The Sultan’s Pool, which was built in the upper part of the Ben-Hinnom Valley, is located in the lowest spot of the region and was therefore used as a reservoir for floodwater. To maintain the elevation of the aqueduct that passed through the pool, a bridge was constructed to support the aqueduct over the valley. The bridge is visible in photographs taken at the end of the nineteenth century (Fig. 2); however, it was covered over with alluvium during the twentieth century.
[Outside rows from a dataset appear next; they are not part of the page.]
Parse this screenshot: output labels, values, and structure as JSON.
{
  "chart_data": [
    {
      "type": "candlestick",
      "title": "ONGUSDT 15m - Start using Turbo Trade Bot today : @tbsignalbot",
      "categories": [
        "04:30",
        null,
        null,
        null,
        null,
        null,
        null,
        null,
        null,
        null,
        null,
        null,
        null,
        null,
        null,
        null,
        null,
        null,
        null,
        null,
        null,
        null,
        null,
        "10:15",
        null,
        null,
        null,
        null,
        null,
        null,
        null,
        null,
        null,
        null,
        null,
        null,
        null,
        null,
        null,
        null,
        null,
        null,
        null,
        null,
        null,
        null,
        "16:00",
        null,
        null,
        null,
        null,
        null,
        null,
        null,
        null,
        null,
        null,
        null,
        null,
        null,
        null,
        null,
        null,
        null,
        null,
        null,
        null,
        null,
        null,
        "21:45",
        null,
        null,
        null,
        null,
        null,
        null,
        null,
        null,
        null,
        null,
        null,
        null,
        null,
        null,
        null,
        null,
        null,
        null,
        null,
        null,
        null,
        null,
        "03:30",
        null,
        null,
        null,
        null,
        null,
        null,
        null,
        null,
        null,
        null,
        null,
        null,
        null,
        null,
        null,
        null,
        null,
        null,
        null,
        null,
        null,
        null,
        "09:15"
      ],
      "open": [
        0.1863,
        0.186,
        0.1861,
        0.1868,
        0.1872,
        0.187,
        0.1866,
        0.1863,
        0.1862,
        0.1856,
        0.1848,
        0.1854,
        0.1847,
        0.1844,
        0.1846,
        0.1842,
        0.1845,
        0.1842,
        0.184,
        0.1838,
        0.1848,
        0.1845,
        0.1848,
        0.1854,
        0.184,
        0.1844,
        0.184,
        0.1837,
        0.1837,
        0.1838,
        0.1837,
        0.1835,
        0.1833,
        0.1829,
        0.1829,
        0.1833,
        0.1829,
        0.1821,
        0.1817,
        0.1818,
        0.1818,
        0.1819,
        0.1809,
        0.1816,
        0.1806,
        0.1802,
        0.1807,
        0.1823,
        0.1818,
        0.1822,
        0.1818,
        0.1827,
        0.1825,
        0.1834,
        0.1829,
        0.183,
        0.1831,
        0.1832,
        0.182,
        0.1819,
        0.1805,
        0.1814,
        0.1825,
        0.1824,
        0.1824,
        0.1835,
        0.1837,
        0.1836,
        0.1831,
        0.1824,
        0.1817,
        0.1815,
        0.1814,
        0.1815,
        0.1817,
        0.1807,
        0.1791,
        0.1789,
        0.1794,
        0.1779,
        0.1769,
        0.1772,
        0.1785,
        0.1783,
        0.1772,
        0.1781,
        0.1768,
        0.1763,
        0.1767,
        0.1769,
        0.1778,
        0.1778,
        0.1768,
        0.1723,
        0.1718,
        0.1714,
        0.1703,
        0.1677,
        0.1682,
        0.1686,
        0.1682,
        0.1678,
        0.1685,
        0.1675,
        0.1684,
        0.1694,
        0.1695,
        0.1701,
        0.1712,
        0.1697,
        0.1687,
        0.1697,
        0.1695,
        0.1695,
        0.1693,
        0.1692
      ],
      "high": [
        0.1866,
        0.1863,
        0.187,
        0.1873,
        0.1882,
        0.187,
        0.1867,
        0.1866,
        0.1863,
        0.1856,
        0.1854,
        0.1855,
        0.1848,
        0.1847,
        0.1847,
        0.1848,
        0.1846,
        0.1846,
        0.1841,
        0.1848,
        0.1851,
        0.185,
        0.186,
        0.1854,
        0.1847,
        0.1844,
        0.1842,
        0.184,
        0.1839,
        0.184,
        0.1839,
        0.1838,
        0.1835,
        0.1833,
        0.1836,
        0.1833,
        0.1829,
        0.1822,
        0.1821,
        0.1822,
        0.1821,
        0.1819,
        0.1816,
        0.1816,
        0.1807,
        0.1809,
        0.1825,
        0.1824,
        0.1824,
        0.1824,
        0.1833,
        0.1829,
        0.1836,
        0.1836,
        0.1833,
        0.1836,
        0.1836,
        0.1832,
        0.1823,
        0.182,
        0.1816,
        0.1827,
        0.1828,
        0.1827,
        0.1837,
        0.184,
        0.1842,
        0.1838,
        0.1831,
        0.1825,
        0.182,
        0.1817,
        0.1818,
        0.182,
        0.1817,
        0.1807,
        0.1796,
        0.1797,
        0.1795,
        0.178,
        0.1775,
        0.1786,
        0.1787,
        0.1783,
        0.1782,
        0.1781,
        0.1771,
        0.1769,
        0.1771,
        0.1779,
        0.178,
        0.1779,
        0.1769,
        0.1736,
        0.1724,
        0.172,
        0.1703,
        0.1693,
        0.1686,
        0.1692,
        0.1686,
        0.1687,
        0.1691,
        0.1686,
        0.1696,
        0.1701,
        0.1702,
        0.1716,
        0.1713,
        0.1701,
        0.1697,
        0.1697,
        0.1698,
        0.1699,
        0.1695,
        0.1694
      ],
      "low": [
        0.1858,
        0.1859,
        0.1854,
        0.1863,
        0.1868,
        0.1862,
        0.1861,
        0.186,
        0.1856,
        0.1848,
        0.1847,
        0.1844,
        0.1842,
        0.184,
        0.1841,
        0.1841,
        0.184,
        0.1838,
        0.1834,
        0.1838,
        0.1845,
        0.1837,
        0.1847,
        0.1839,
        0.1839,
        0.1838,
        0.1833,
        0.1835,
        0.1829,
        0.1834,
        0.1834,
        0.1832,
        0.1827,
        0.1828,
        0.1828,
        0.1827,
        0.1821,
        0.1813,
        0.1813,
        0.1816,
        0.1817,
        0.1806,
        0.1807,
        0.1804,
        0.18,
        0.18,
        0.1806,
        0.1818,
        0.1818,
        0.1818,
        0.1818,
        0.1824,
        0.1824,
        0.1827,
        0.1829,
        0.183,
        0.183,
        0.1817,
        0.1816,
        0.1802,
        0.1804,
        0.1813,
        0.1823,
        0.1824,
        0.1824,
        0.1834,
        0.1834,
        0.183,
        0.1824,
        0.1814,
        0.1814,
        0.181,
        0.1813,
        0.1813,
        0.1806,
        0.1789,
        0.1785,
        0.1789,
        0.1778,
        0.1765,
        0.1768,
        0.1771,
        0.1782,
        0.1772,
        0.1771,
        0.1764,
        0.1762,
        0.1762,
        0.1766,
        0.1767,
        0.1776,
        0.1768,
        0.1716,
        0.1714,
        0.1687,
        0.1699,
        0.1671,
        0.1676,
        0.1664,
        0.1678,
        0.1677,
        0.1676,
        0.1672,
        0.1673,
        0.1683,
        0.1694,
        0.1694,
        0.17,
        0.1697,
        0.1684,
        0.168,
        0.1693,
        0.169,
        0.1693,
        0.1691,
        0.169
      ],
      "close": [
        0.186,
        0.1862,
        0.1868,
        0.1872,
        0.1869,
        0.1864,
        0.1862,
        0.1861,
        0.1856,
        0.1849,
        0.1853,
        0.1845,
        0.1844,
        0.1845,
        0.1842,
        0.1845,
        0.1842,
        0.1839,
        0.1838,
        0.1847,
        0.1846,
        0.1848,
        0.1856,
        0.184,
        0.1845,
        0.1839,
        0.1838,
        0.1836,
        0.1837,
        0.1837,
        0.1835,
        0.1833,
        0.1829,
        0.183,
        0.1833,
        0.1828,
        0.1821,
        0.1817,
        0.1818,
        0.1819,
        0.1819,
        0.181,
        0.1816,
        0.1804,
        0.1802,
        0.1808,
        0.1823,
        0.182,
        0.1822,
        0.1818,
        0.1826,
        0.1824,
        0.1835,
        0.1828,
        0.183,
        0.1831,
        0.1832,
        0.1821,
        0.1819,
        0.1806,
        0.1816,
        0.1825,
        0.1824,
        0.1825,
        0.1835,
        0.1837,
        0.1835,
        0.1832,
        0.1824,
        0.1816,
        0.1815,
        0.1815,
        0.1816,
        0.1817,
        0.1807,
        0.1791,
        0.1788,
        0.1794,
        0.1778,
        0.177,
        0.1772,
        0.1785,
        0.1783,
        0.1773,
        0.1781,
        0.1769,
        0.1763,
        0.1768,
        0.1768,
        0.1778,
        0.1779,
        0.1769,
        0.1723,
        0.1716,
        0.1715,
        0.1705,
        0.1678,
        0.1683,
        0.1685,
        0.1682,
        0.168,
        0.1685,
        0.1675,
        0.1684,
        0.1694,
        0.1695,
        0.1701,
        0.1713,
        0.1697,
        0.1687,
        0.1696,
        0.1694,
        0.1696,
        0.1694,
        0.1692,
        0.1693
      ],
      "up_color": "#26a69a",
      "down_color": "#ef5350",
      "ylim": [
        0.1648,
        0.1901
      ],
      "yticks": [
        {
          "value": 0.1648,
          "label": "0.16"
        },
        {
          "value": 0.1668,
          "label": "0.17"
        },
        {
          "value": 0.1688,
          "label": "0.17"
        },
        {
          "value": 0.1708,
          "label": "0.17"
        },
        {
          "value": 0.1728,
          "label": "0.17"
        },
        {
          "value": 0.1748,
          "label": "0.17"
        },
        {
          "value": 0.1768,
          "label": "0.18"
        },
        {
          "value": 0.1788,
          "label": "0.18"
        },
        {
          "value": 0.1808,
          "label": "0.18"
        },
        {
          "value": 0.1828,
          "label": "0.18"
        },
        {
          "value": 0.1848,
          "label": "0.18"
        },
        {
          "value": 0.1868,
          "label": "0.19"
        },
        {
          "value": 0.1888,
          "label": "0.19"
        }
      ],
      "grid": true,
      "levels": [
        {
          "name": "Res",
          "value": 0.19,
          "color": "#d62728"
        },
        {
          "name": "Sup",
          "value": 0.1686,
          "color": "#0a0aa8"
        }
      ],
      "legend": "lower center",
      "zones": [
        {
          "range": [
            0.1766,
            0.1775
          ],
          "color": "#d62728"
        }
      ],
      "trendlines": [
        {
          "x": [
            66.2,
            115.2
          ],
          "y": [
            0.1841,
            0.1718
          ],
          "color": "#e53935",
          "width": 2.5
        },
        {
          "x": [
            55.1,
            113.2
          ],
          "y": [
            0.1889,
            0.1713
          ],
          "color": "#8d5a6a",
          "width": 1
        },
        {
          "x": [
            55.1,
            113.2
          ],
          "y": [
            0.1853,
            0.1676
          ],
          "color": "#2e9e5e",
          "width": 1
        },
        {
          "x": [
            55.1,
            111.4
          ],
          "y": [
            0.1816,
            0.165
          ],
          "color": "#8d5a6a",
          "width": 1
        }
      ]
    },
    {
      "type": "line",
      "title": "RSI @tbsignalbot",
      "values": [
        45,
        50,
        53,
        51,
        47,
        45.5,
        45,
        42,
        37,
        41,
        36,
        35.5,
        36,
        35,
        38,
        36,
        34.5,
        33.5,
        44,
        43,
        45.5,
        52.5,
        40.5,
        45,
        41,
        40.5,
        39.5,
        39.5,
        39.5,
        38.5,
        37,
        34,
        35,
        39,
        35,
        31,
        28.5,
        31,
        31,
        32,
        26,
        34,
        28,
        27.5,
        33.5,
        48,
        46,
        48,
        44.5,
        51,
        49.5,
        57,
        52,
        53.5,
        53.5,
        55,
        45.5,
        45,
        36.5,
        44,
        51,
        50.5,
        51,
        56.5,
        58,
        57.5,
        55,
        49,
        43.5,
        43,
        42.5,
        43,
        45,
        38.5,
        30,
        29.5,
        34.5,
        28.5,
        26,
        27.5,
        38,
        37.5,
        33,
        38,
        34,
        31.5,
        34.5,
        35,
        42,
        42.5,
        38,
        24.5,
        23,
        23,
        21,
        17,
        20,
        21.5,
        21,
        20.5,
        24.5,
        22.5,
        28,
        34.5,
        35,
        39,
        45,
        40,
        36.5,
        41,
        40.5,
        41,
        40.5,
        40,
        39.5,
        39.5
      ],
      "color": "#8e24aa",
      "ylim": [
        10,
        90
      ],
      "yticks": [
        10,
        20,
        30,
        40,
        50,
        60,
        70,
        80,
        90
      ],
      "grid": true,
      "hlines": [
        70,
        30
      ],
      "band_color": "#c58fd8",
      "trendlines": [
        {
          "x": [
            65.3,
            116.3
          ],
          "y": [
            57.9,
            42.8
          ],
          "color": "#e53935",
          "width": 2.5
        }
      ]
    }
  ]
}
Conrad Schick was the first to describe the aqueduct and the bridge that carried it when he documented the Sultan’s Pool and its surroundings in 1898. The detailed plan and sections that accompany his article enabled the reconstruction of the aqueduct and the bridge; however, they are useless for dating the remains. The Lower Aqueduct provided water to Jerusalem as of the Hasmonean period and continued to function until the Ottoman period. Due to its prolonged use and the numerous repairs made to it, it is difficult to date the different phases. The method of construction in the southwestern section of the aqueduct is similar to sections of the aqueduct that were exposed in the past and were dated to the Early Roman period. The arch bridge, however, is dated to the Mamluk period, based on the dedicatory inscription from 1320 CE that was incorporated in it (it is visible in photographs but has not yet been exposed).
The report concludes:
The aqueduct was probably built originally in the Hasmonean period and crossed the channel in the Ben-Hinnom Valley on a bridge that was destroyed due to neglect or floods and a new bridge had replaced it in the Mamluk period.
The article includes five illustrations, including a plan and section of the excavation.